JAKARTA - Menteri Komunikasi Malaysia, Fahmi Fadzil, menyatakan dalam wawancara pada Jumat 28 Juli bahwa Malaysia mungkin tidak akan melanjutkan rencana untuk mengambil tindakan hukum terhadap Meta Platforms, induk perusahaan Facebook. Hal ini menyusul "engagement" yang "positif" dengan perusahaan tersebut dalam mengatasi konten berbahaya di platform media sosial itu.

Bulan lalu, Komisi Komunikasi dan Multimedia Malaysia (MCMC) menyatakan akan mengambil tindakan hukum terhadap Meta karena gagal bertindak terhadap konten yang dianggap "tidak diinginkan", termasuk yang berhubungan dengan isu ras, kerajaan, agama, fitnah, pemalsuan identitas, perjudian online, dan iklan penipuan.

Fahmi mengatakan bahwa Meta telah memberikan komitmen kuat untuk bekerja sama dengan otoritas Malaysia, termasuk regulator dan kepolisian, dalam menangani konten semacam itu di platform mereka.

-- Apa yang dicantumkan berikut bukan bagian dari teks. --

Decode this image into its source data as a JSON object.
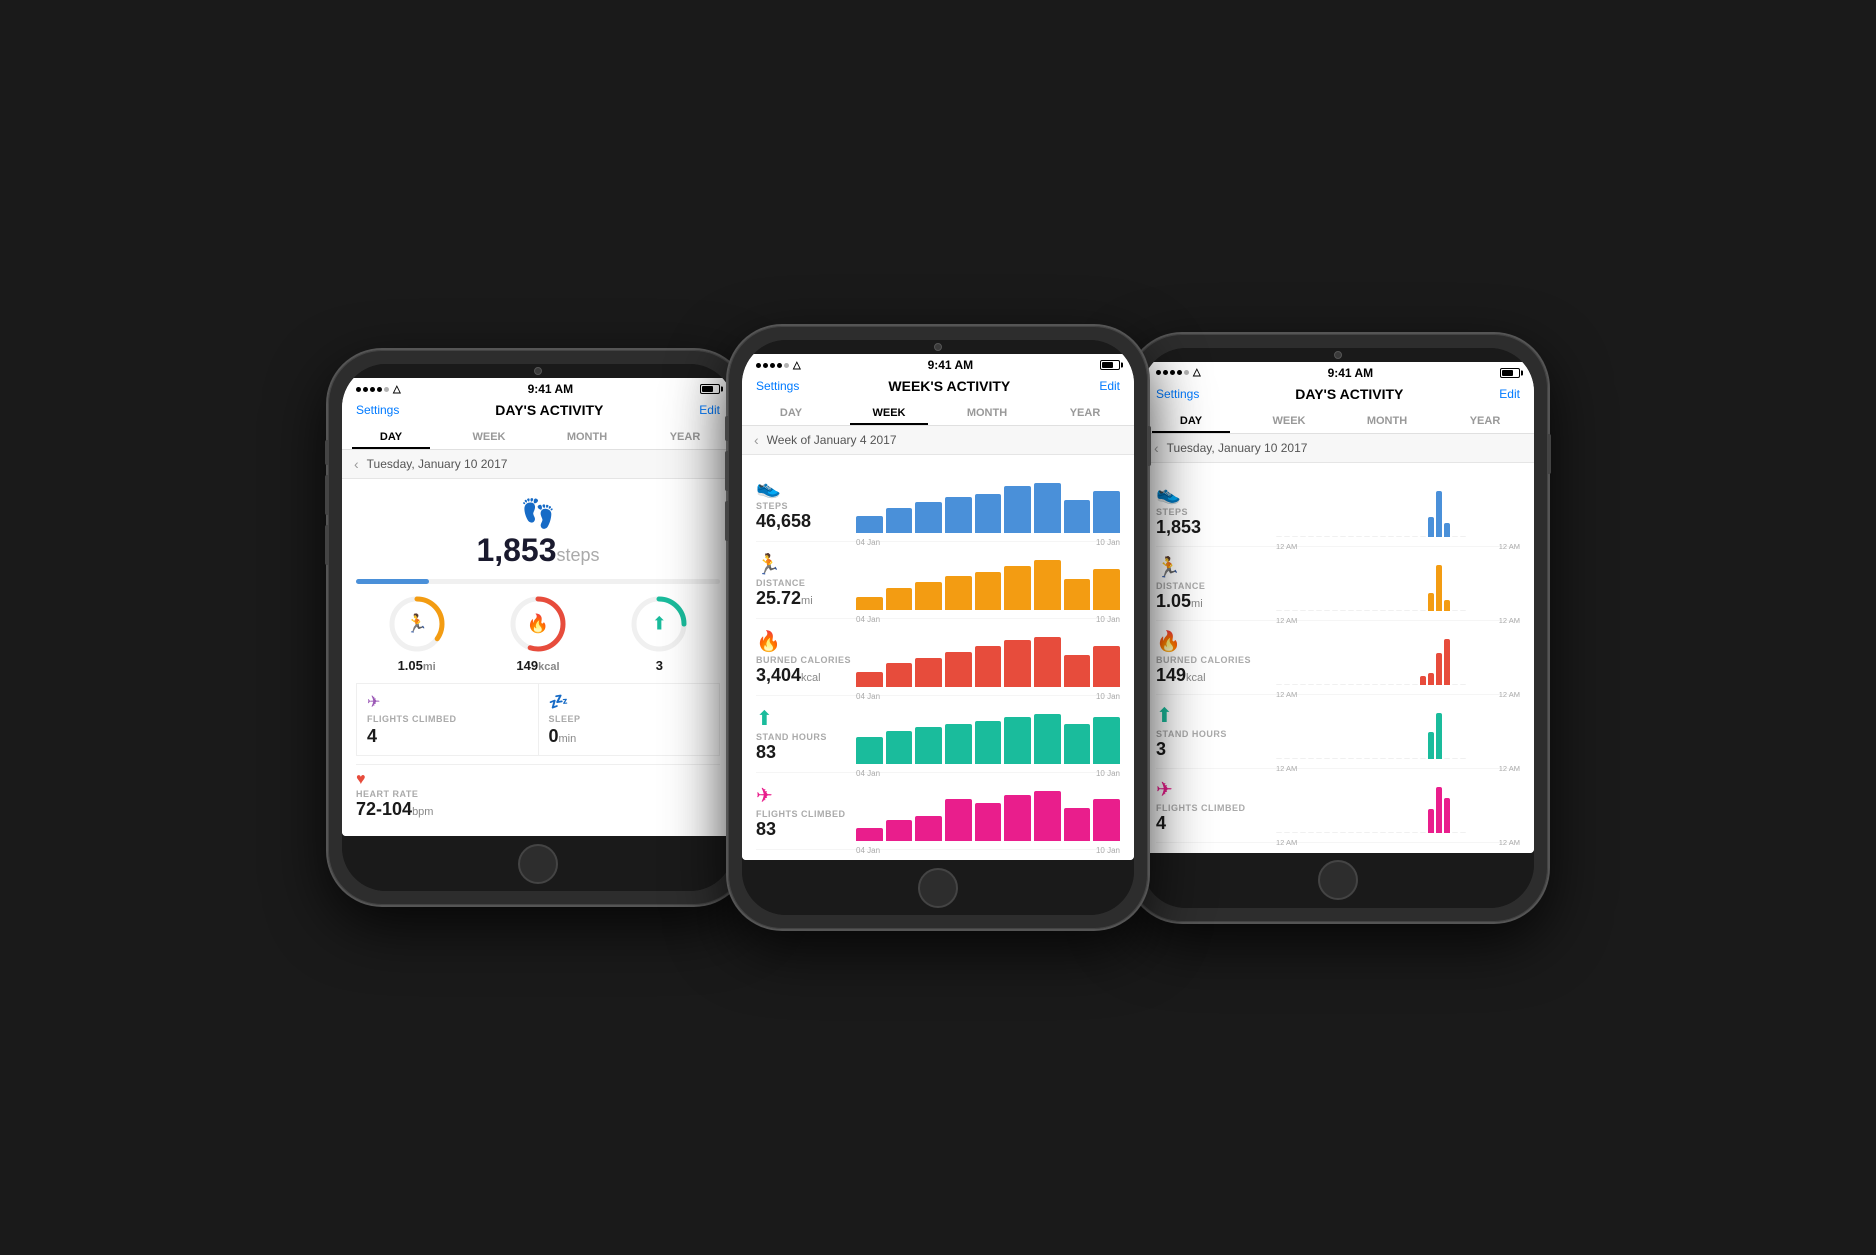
{
  "phones": [
    {
      "id": "phone1",
      "statusBar": {
        "dots": 5,
        "wifi": "WiFi",
        "time": "9:41 AM",
        "battery": 70
      },
      "nav": {
        "settings": "Settings",
        "title": "DAY'S ACTIVITY",
        "edit": "Edit"
      },
      "tabs": [
        "DAY",
        "WEEK",
        "MONTH",
        "YEAR"
      ],
      "activeTab": 0,
      "date": "Tuesday, January 10 2017",
      "hero": {
        "steps": "1,853",
        "label": "steps",
        "progress": 20
      },
      "metrics": [
        {
          "value": "1.05",
          "unit": "mi",
          "color": "#f39c12",
          "percent": 35,
          "icon": "🏃"
        },
        {
          "value": "149",
          "unit": "kcal",
          "color": "#e74c3c",
          "percent": 55,
          "icon": "🔥"
        },
        {
          "value": "3",
          "unit": "",
          "color": "#1abc9c",
          "percent": 25,
          "icon": "⬆"
        }
      ],
      "smallMetrics": [
        {
          "icon": "✈",
          "iconColor": "#9b59b6",
          "label": "FLIGHTS CLIMBED",
          "value": "4",
          "unit": ""
        },
        {
          "icon": "💤",
          "iconColor": "#4a90d9",
          "label": "SLEEP",
          "value": "0",
          "unit": "min"
        }
      ],
      "heartRate": {
        "icon": "♥",
        "label": "HEART RATE",
        "value": "72-104",
        "unit": "bpm"
      }
    },
    {
      "id": "phone2",
      "statusBar": {
        "dots": 5,
        "wifi": "WiFi",
        "time": "9:41 AM",
        "battery": 70
      },
      "nav": {
        "settings": "Settings",
        "title": "WEEK'S ACTIVITY",
        "edit": "Edit"
      },
      "tabs": [
        "DAY",
        "WEEK",
        "MONTH",
        "YEAR"
      ],
      "activeTab": 1,
      "date": "Week of January 4 2017",
      "weekRows": [
        {
          "icon": "👟",
          "iconColor": "#4a90d9",
          "label": "STEPS",
          "value": "46,658",
          "unit": "",
          "color": "#4a90d9",
          "bars": [
            30,
            45,
            55,
            65,
            70,
            85,
            90,
            60,
            75
          ],
          "dateStart": "04 Jan",
          "dateEnd": "10 Jan"
        },
        {
          "icon": "🏃",
          "iconColor": "#f39c12",
          "label": "DISTANCE",
          "value": "25.72",
          "unit": "mi",
          "color": "#f39c12",
          "bars": [
            20,
            35,
            45,
            55,
            60,
            70,
            80,
            50,
            65
          ],
          "dateStart": "04 Jan",
          "dateEnd": "10 Jan"
        },
        {
          "icon": "🔥",
          "iconColor": "#e74c3c",
          "label": "BURNED CALORIES",
          "value": "3,404",
          "unit": "kcal",
          "color": "#e74c3c",
          "bars": [
            25,
            40,
            50,
            60,
            70,
            80,
            85,
            55,
            70
          ],
          "dateStart": "04 Jan",
          "dateEnd": "10 Jan"
        },
        {
          "icon": "⬆",
          "iconColor": "#1abc9c",
          "label": "STAND HOURS",
          "value": "83",
          "unit": "",
          "color": "#1abc9c",
          "bars": [
            40,
            50,
            55,
            60,
            65,
            70,
            75,
            60,
            70
          ],
          "dateStart": "04 Jan",
          "dateEnd": "10 Jan"
        },
        {
          "icon": "✈",
          "iconColor": "#e91e8c",
          "label": "FLIGHTS CLIMBED",
          "value": "83",
          "unit": "",
          "color": "#e91e8c",
          "bars": [
            15,
            25,
            30,
            50,
            45,
            55,
            60,
            40,
            50
          ],
          "dateStart": "04 Jan",
          "dateEnd": "10 Jan"
        }
      ]
    },
    {
      "id": "phone3",
      "statusBar": {
        "dots": 5,
        "wifi": "WiFi",
        "time": "9:41 AM",
        "battery": 70
      },
      "nav": {
        "settings": "Settings",
        "title": "DAY'S ACTIVITY",
        "edit": "Edit"
      },
      "tabs": [
        "DAY",
        "WEEK",
        "MONTH",
        "YEAR"
      ],
      "activeTab": 0,
      "date": "Tuesday, January 10 2017",
      "dayRows": [
        {
          "icon": "👟",
          "iconColor": "#4a90d9",
          "label": "STEPS",
          "value": "1,853",
          "unit": "",
          "color": "#4a90d9",
          "bars": [
            0,
            0,
            0,
            0,
            0,
            0,
            0,
            0,
            0,
            0,
            0,
            0,
            0,
            0,
            0,
            0,
            0,
            0,
            0,
            30,
            70,
            20,
            0,
            0
          ],
          "labelStart": "12 AM",
          "labelEnd": "12 AM"
        },
        {
          "icon": "🏃",
          "iconColor": "#f39c12",
          "label": "DISTANCE",
          "value": "1.05",
          "unit": "mi",
          "color": "#f39c12",
          "bars": [
            0,
            0,
            0,
            0,
            0,
            0,
            0,
            0,
            0,
            0,
            0,
            0,
            0,
            0,
            0,
            0,
            0,
            0,
            0,
            25,
            65,
            15,
            0,
            0
          ],
          "labelStart": "12 AM",
          "labelEnd": "12 AM"
        },
        {
          "icon": "🔥",
          "iconColor": "#e74c3c",
          "label": "BURNED CALORIES",
          "value": "149",
          "unit": "kcal",
          "color": "#e74c3c",
          "bars": [
            0,
            0,
            0,
            0,
            0,
            0,
            0,
            0,
            0,
            0,
            0,
            0,
            0,
            0,
            0,
            0,
            0,
            0,
            15,
            20,
            55,
            80,
            0,
            0
          ],
          "labelStart": "12 AM",
          "labelEnd": "12 AM"
        },
        {
          "icon": "⬆",
          "iconColor": "#1abc9c",
          "label": "STAND HOURS",
          "value": "3",
          "unit": "",
          "color": "#1abc9c",
          "bars": [
            0,
            0,
            0,
            0,
            0,
            0,
            0,
            0,
            0,
            0,
            0,
            0,
            0,
            0,
            0,
            0,
            0,
            0,
            0,
            40,
            70,
            0,
            0,
            0
          ],
          "labelStart": "12 AM",
          "labelEnd": "12 AM"
        },
        {
          "icon": "✈",
          "iconColor": "#e91e8c",
          "label": "FLIGHTS CLIMBED",
          "value": "4",
          "unit": "",
          "color": "#e91e8c",
          "bars": [
            0,
            0,
            0,
            0,
            0,
            0,
            0,
            0,
            0,
            0,
            0,
            0,
            0,
            0,
            0,
            0,
            0,
            0,
            0,
            30,
            60,
            45,
            0,
            0
          ],
          "labelStart": "12 AM",
          "labelEnd": "12 AM"
        }
      ]
    }
  ],
  "icons": {
    "footprints": "👣",
    "run": "🏃",
    "flame": "🔥",
    "arrow_up": "⬆️",
    "stairs": "🪜",
    "sleep": "💤",
    "heart": "❤️",
    "chevron_left": "‹",
    "wifi": "▲"
  }
}
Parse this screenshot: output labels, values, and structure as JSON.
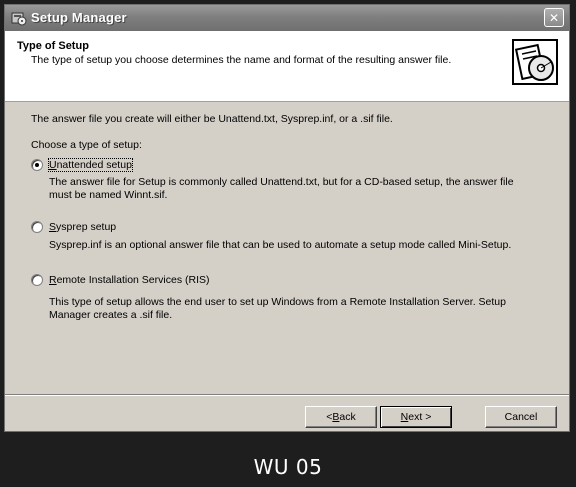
{
  "window": {
    "title": "Setup Manager",
    "close_glyph": "✕"
  },
  "header": {
    "title": "Type of Setup",
    "subtitle": "The type of setup you choose determines the name and format of the resulting answer file.",
    "icon": "setup-cd-icon"
  },
  "content": {
    "intro": "The answer file you create will either be Unattend.txt, Sysprep.inf, or a .sif file.",
    "choose_label": "Choose a type of setup:",
    "options": [
      {
        "access_key": "U",
        "label_rest": "nattended setup",
        "selected": true,
        "description": "The answer file for Setup is commonly called Unattend.txt, but for a CD-based setup, the answer file must be named Winnt.sif."
      },
      {
        "access_key": "S",
        "label_rest": "ysprep setup",
        "selected": false,
        "description": "Sysprep.inf is an optional answer file that can be used to automate a setup mode called Mini-Setup."
      },
      {
        "access_key": "R",
        "label_rest": "emote Installation Services (RIS)",
        "selected": false,
        "description": "This type of setup allows the end user to set up Windows from a Remote Installation Server. Setup Manager creates a .sif file."
      }
    ]
  },
  "buttons": {
    "back": {
      "prefix": "< ",
      "key": "B",
      "rest": "ack"
    },
    "next": {
      "key": "N",
      "rest": "ext >"
    },
    "cancel": "Cancel"
  },
  "caption": "WU 05"
}
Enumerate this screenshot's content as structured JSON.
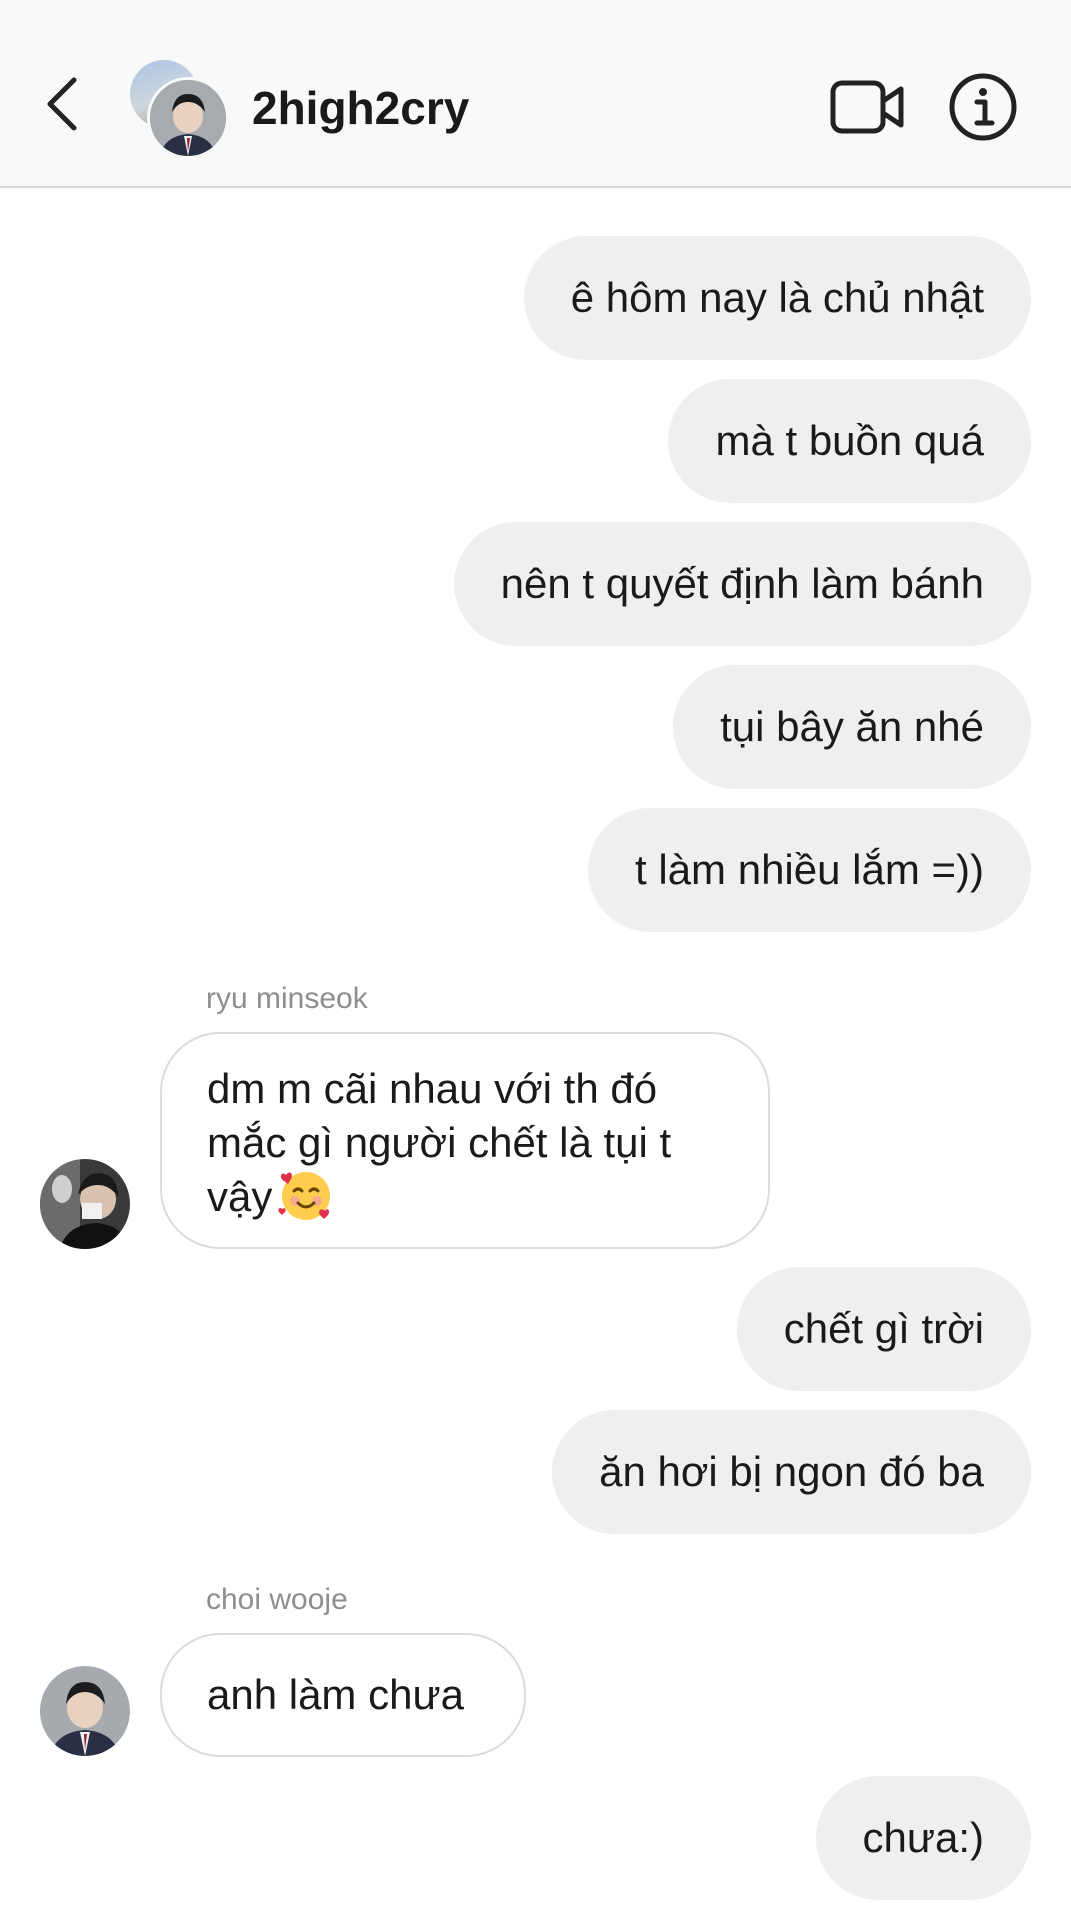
{
  "header": {
    "title": "2high2cry",
    "back_icon": "chevron-left-icon",
    "video_icon": "video-camera-icon",
    "info_icon": "info-icon"
  },
  "messages": [
    {
      "direction": "out",
      "text": "ê hôm nay là chủ nhật"
    },
    {
      "direction": "out",
      "text": "mà t buồn quá"
    },
    {
      "direction": "out",
      "text": "nên t quyết định làm bánh"
    },
    {
      "direction": "out",
      "text": "tụi bây ăn nhé"
    },
    {
      "direction": "out",
      "text": "t làm nhiều lắm =))"
    },
    {
      "direction": "in",
      "sender": "ryu minseok",
      "lines": [
        "dm m cãi nhau với th đó",
        "mắc gì người chết là tụi t",
        "vậy"
      ],
      "emoji": "smiling-face-with-hearts-emoji"
    },
    {
      "direction": "out",
      "text": "chết gì trời"
    },
    {
      "direction": "out",
      "text": "ăn hơi bị ngon đó ba"
    },
    {
      "direction": "in",
      "sender": "choi wooje",
      "text": "anh làm chưa"
    },
    {
      "direction": "out",
      "text": "chưa:)"
    }
  ],
  "colors": {
    "header_bg": "#f9f9f9",
    "outgoing_bubble": "#efefef",
    "incoming_border": "#dbdbdb",
    "sender_name": "#8e8e8e"
  }
}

"Menurut saya, pada saat ini MCMC tidak perlu memulai tindakan hukum apapun. Saya rasa tingkat kerja sama ini sangat positif," katanya, sambil menambahkan bahwa pemerintah sedang mempertimbangkan tindakan seperti denda terhadap platform media sosial jika mereka gagal mengatasi konten berbahaya.

Facebook adalah platform media sosial terbesar di Malaysia, dengan perkiraan 60% dari 33 juta penduduk negara tersebut memiliki akun terdaftar.

Fahmi menolak kekhawatiran atas peningkatan pengawasan pemerintah terhadap konten online, dan membantah bahwa pihaknya memberikan perintah untuk menutup beberapa situs berita dan akun media sosial yang terkait dengan oposisi dalam beberapa minggu terakhir.

Menurutnya, penutupan tersebut kemungkinan dilakukan sebagai tanggapan atas keluhan dari pengguna biasa yang melanggar pedoman media sosial.

Krisis ini terjadi ketika Malaysia bersiap mengadakan pemilihan daerah pada bulan depan yang akan mempertemukan pemerintahan Perdana Menteri Anwar Ibrahim dengan aliansi konservatif berbasis orang Melayu-Muslim.

Pemerintah tidak bermaksud membatasi kebebasan berekspresi, tetapi mengambil sikap tegas terhadap konten yang mencakup isu-isu ras, agama, dan kerajaan, kata Fahmi.

"Mereka yang berteriak bahwa kita adalah rezim yang otoriter, saya pikir mereka agak berlebihan," katanya, dikutip Reuters.

Isu ras dan agama adalah masalah sensitif di Malaysia, yang mayoritas penduduknya adalah etnis Melayu yang sebagian besar beragama Muslim, di samping minoritas Tionghoa dan India yang signifikan.

Malaysia juga memiliki undang-undang yang melarang penghinaan terhadap para sultan, yang berperan secara besar-besaran dalam upacara. Seorang tokoh oposisi diadili bulan ini dengan tuduhan menyebarkan kebencian karena diduga menghina mereka.

Secara terpisah, Fahmi mengatakan perusahaan telekomunikasi besar di Malaysia akan membentuk jaringan 5G kedua negara itu sebagai bagian dari rencana pemerintah untuk mengakhiri monopoli yang dipegang oleh lembaga 5G milik negara, Digital Nasional Berhad (DNB).

Perusahaan-perusahaan tersebut, yang telah setuju untuk mengambil saham di DNB dan menggunakan jaringannya, akan memisahkan diri untuk membentuk entitas 5G kedua ketika cakupan mencapai 80% dari wilayah berpenduduk, kata Fahmi.